Aunque pasaron ya 10 años de la ‘despedida oficial’, Carina Arancibia (39 años) reproduce el momento con precisión: “Toda mi familia despidiéndome en el Aeropuerto Internacional de Rosario (en esa época salían vuelos para USA con conexión vía San Pablo) y una sensación dulce y amarga al mismo tiempo. Aunque en ese momento no me di cuenta de todo lo que dejaba atrás, de los seres queridos que no volvería a ver y de los muchos ‘momentos argentinos’ que iba a extrañar tanto después…

Me mudé a Manhattan en junio de 2001, apenas terminé mi residencia médica. ¿Por qué tanta ansiedad por cambiar de destino tan rápidamente? En Nueva York me esperaba quien ahora es mi esposo, a quien había conocido el año anterior mientras hacía una pasantía médica en un hospital de Estados Unidos”.

Pasa en el cine, pasa en la vida

“Las sensaciones que me generó el nuevo lugar fueron inolvidables e inigualables. Me gustaba todo lo que veía, y lo que hacía. No podía creer que yo era parte de esa sociedad donde todo era lindo… Hay que considerar que me había mudado a uno de los mejores barrios de Manhattan, que no estaba sola y que tampoco había urgencia por empezar a trabajar. La única urgencia era poder quedarme a vivir en este país que tanto me había capturado, ya que mi estadía como turista era sólo de 3 meses. Así que Geoff, que es nativo de Nueva York, me propuso matrimonio y nos casamos a fines de septiembre de 2001”.

Los unos, los otros y todos nosotros

“La verdad es que no tuve ningún tipo de problemas para adaptarme. Mis primeros amigos fueron conocidos a través de mi esposo, y después yo misma fui conociendo gente, algunos argentinos y luego me hice de mis propios amigos americanos, la mayoría a través de mi trabajo o de viajes.

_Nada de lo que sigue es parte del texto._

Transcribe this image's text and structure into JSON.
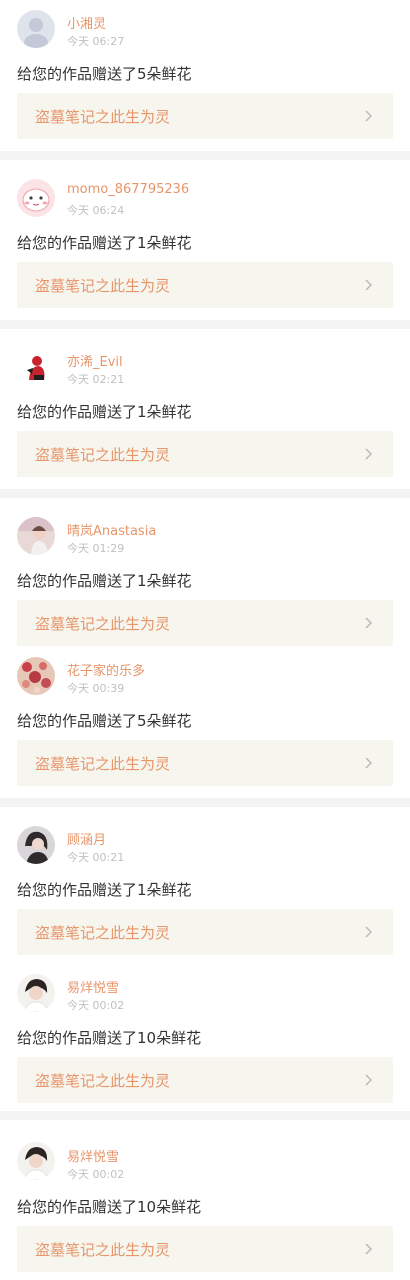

Tampoco encontré trabas sociales o culturales, tal vez porque desde el principio me sentí como local, en parte porque tenía la ventaja real de estar viviendo con un local, y en parte también porque soy una persona sociable que se adapta fácilmente a diferentes circunstancias. Toda la gente que conocí fue excelente, cálida, amable y muy similar a la que estaba acostumbrada a tratar en Argentina, con valores humanos y familiares que no difieren de lo que nosotros conocemos.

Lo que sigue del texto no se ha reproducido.